Before Shaun of the Dead, before Hot Fuzz and the Grind House trailer Don’t, there was Spaced. The BBC launching pad for Edgar Wright, Simon Pegg, and Nick Frost ran for 14 episodes, all directed by Wright and co-written by Pegg and co-creator Jessica Hynes (nee Stephenson). (See previous page)
Fun extras like the Homage-O-Meter and the feature-length “Skip to the End Documentary” are great, but Wright and co. want to give you more than the average DVD. They’ve pulled in their closest celebrity friends to offer commentary tracks, including Quentin Tarantino, Patton Oswalt, Kevin Smith, Diablo Cody, Matt Stone, and Bill Hader. This is a must-own for any respectable pop culture junkie!
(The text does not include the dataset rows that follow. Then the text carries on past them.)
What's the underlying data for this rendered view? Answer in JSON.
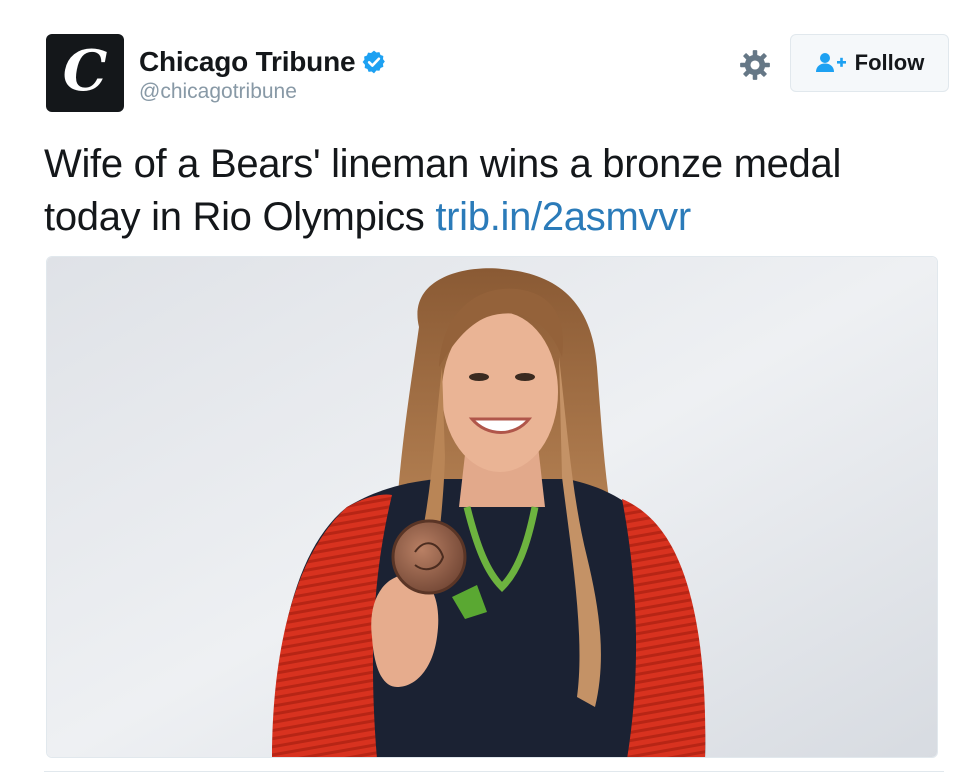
{
  "account": {
    "display_name": "Chicago Tribune",
    "handle": "@chicagotribune",
    "avatar_letter": "C",
    "verified": true
  },
  "actions": {
    "follow_label": "Follow",
    "settings_icon": "gear-icon",
    "follow_icon": "add-user-icon"
  },
  "tweet": {
    "text": "Wife of a Bears' lineman wins a bronze medal today in Rio Olympics",
    "link_text": "trib.in/2asmvvr"
  },
  "colors": {
    "link": "#2b7bb9",
    "verified": "#1da1f2",
    "follow_icon": "#1da1f2",
    "text": "#14171a",
    "muted": "#8899a6"
  }
}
Robot Chicken creators Seth Green and Matthew Senreich put their stop-motion spoofing skills to work on the biggest pop culture property in the galaxy in this very special episode. Learn things you never knew about the Star Wars mythology in this nerd-friendly collection of sketches (which include a commercial for Admiral Ackbar cereal and a Yo Momma fight between Luke Skywalker and Emperor Palpatine), made with the blessing of and a cameo by George Lucas himself.
With the entire Robot Chicken: Star Wars episode available to watch online, why would you buy the DVD? Well, for starters there’s over an hour of extras, including commentary, deleted scenes, the Adult Swim TV promos, behind the scenes at animation meetings, and more. Plus, do you know how much nerd cred you get for having this on your DVD shelf?
You know her best as a Thighmaster-owning Bond girl and a powerful member of the X-Men, but Famke Janssen is ready to show you her serious side. She stars in this indie drama as a hardened (but gorgeous) pool hustler scrambling to pull her life together and reclaim the son she gave up years ago.
A single featurette and commentary by actor-director Chris Eigeman (The Last Days of Disco, Gilmore Girls) accompany the film.
While the individual films that comprise Masters of Horror: Season Two have been available individually, Anchor Bay is releasing the full 13-episode season in a limited edition set. A set shaped like a human skull! Whether or not the skull box will actually fit on your DVD shelf, this set, with films by the likes of Dario Argento, John Carpenter, Joe Dante, John Landis, and Tobe Hooper, is a must-have for fans of modern horror.
Each disc has its own set of commentaries, featurettes, galleries, and more.